# Drift boat fishfinder



## Tooters (Jul 7, 2007)

I am looking to put a fishfinder sonar in my Alumaweld Driftboat. Any ideas for mounting the transducer? The transome is above the waterline. I'm thinking about some kind of over the side bracket but I don't want to interfere with the oars.


----------



## JimP (Feb 8, 2002)

Many moons ago we had a portable Hummingbird that came with a suction cup transducer mount. It was used on a drift boat, canoes, and a pontoon.
The strong cup had an angled bracket attached that would conform to any angle at the waterline. 
Dunno if that type mount is still available, but maybe a jury rig could work.


----------



## diztortion (Sep 6, 2009)

jimp said:


> Many moons ago we had a portable Hummingbird that came with a suction cup transducer mount.
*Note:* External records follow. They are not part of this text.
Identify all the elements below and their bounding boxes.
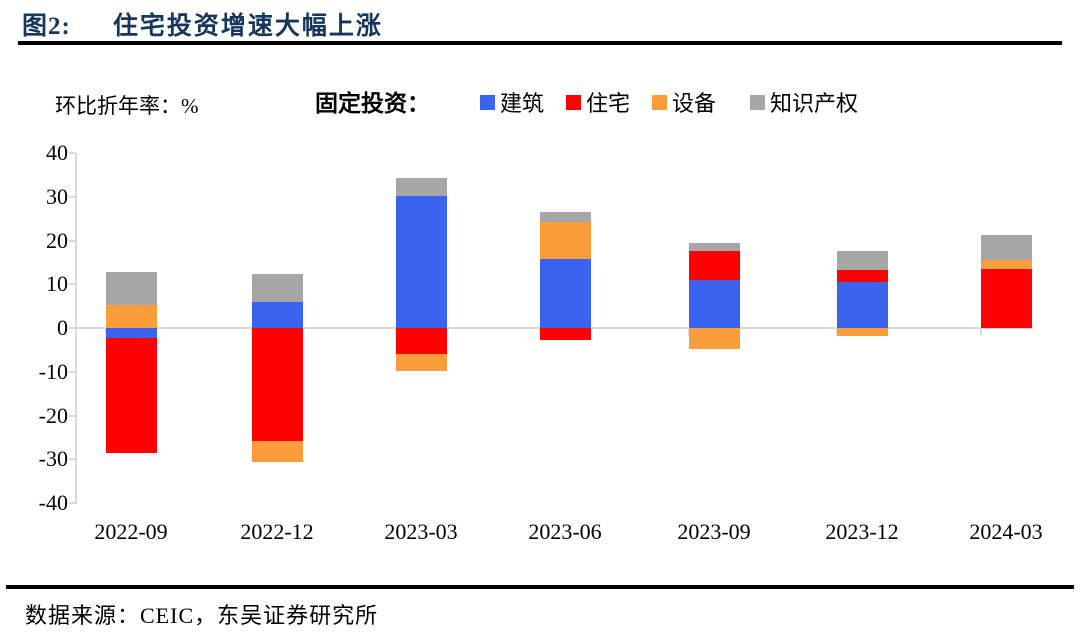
- y-axis-tick: [69, 283, 75, 286]
- figure-number-label: 图2:: [22, 13, 71, 40]
- footer-divider-line: [6, 585, 1074, 589]
- x-axis-category-label: 2023-06: [528, 519, 602, 544]
- bar-segment: [688, 279, 740, 328]
- title-divider-line: [18, 41, 1062, 45]
- bar-segment: [251, 273, 303, 302]
- y-axis-tick-label: 40: [46, 140, 68, 165]
- y-axis-tick: [69, 195, 75, 198]
- bar-segment: [395, 177, 447, 196]
- x-axis-category-label: 2023-03: [384, 519, 458, 544]
- x-axis-category-label: 2024-03: [969, 519, 1043, 544]
- y-axis-tick-label: 10: [46, 271, 68, 297]
- legend-swatch-icon: [652, 94, 668, 110]
- legend-item-label: 设备: [672, 91, 717, 116]
- y-axis-tick-label: 30: [46, 183, 68, 209]
- legend-item-label: 住宅: [586, 91, 631, 116]
- legend-item: 知识产权: [750, 86, 858, 118]
- bar-segment: [539, 222, 591, 259]
- y-axis-tick-label: 20: [46, 227, 68, 253]
- bar-segment: [539, 258, 591, 328]
- y-axis-tick-label: -10: [38, 358, 68, 384]
- y-axis-tick-label: -40: [38, 490, 68, 515]
- y-axis-tick: [69, 370, 75, 373]
- legend-item-label: 知识产权: [770, 91, 859, 116]
- y-axis-unit-label: 环比折年率：%: [55, 94, 199, 118]
- bar-segment: [105, 272, 157, 305]
- bar-segment: [251, 301, 303, 328]
- legend-item: 住宅: [566, 86, 630, 118]
- bar-segment: [105, 338, 157, 453]
- x-axis-category-label: 2023-09: [677, 519, 751, 544]
- y-axis-tick: [69, 502, 75, 504]
- bar-segment: [980, 259, 1032, 269]
- bar-segment: [980, 234, 1032, 260]
- legend-item-label: 建筑: [500, 91, 545, 116]
- chart-legend: 建筑 住宅 设备 知识产权: [480, 86, 858, 118]
- x-axis-tick: [979, 329, 982, 335]
- bar-segment: [395, 353, 447, 371]
- legend-item: 建筑: [480, 86, 544, 118]
- bar-segment: [395, 195, 447, 328]
- y-axis-tick: [69, 239, 75, 242]
- bar-segment: [836, 281, 888, 328]
- bar-segment: [395, 328, 447, 354]
- figure-title: 住宅投资增速大幅上涨: [112, 13, 383, 40]
- y-axis-tick-label: -30: [38, 446, 68, 472]
- y-axis-tick: [69, 414, 75, 417]
- legend-swatch-icon: [480, 94, 495, 110]
- legend-swatch-icon: [566, 94, 582, 110]
- x-axis-category-label: 2022-09: [94, 519, 168, 544]
- bar-segment: [836, 250, 888, 270]
- legend-item: 设备: [652, 86, 716, 118]
- figure-header: 图2: 住宅投资增速大幅上涨: [22, 6, 383, 42]
- bar-segment: [688, 243, 740, 252]
- bar-segment: [539, 328, 591, 340]
- bar-segment: [836, 328, 888, 336]
- data-source-text: 数据来源：CEIC，东吴证券研究所: [25, 603, 379, 628]
- y-axis-tick: [69, 458, 75, 461]
- y-axis-tick: [69, 152, 75, 154]
- y-axis-tick-label: -20: [38, 402, 68, 428]
- x-axis-category-label: 2023-12: [825, 519, 899, 544]
- chart-plot-area: 40 30 20 10 0 -10 -20 -30 -40 2022-09 2022-12 2023-…: [39, 142, 1043, 545]
- bar-segment: [251, 440, 303, 462]
- bar-segment: [539, 212, 591, 223]
- legend-swatch-icon: [750, 94, 766, 110]
- y-axis-tick-label: 0: [57, 315, 68, 340]
- bar-segment: [688, 251, 740, 280]
- bar-segment: [836, 269, 888, 282]
- bar-segment: [105, 328, 157, 339]
- x-axis-category-label: 2022-12: [240, 519, 314, 544]
- bar-segment: [105, 304, 157, 328]
- bar-segment: [688, 328, 740, 349]
- bar-segment: [251, 328, 303, 441]
- y-axis-tick: [69, 327, 75, 329]
- bar-segment: [980, 268, 1032, 328]
- legend-caption: 固定投资：: [315, 91, 430, 116]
It was used on a drift boat, canoes, and a pontoon.
> The strong cup had an angled bracket attached that would conform to any angle at the waterline.
> Dunno if that type mount is still available, but maybe a jury rig could work.


They still make them for the portable Humminbirds.


----------



## JimP (Feb 8, 2002)

diztortion said:


> They still make them for the portable Humminbirds.


There ya go Tooters.
See if that mount is available by itself and compatable with any other brands if you have something different.


----------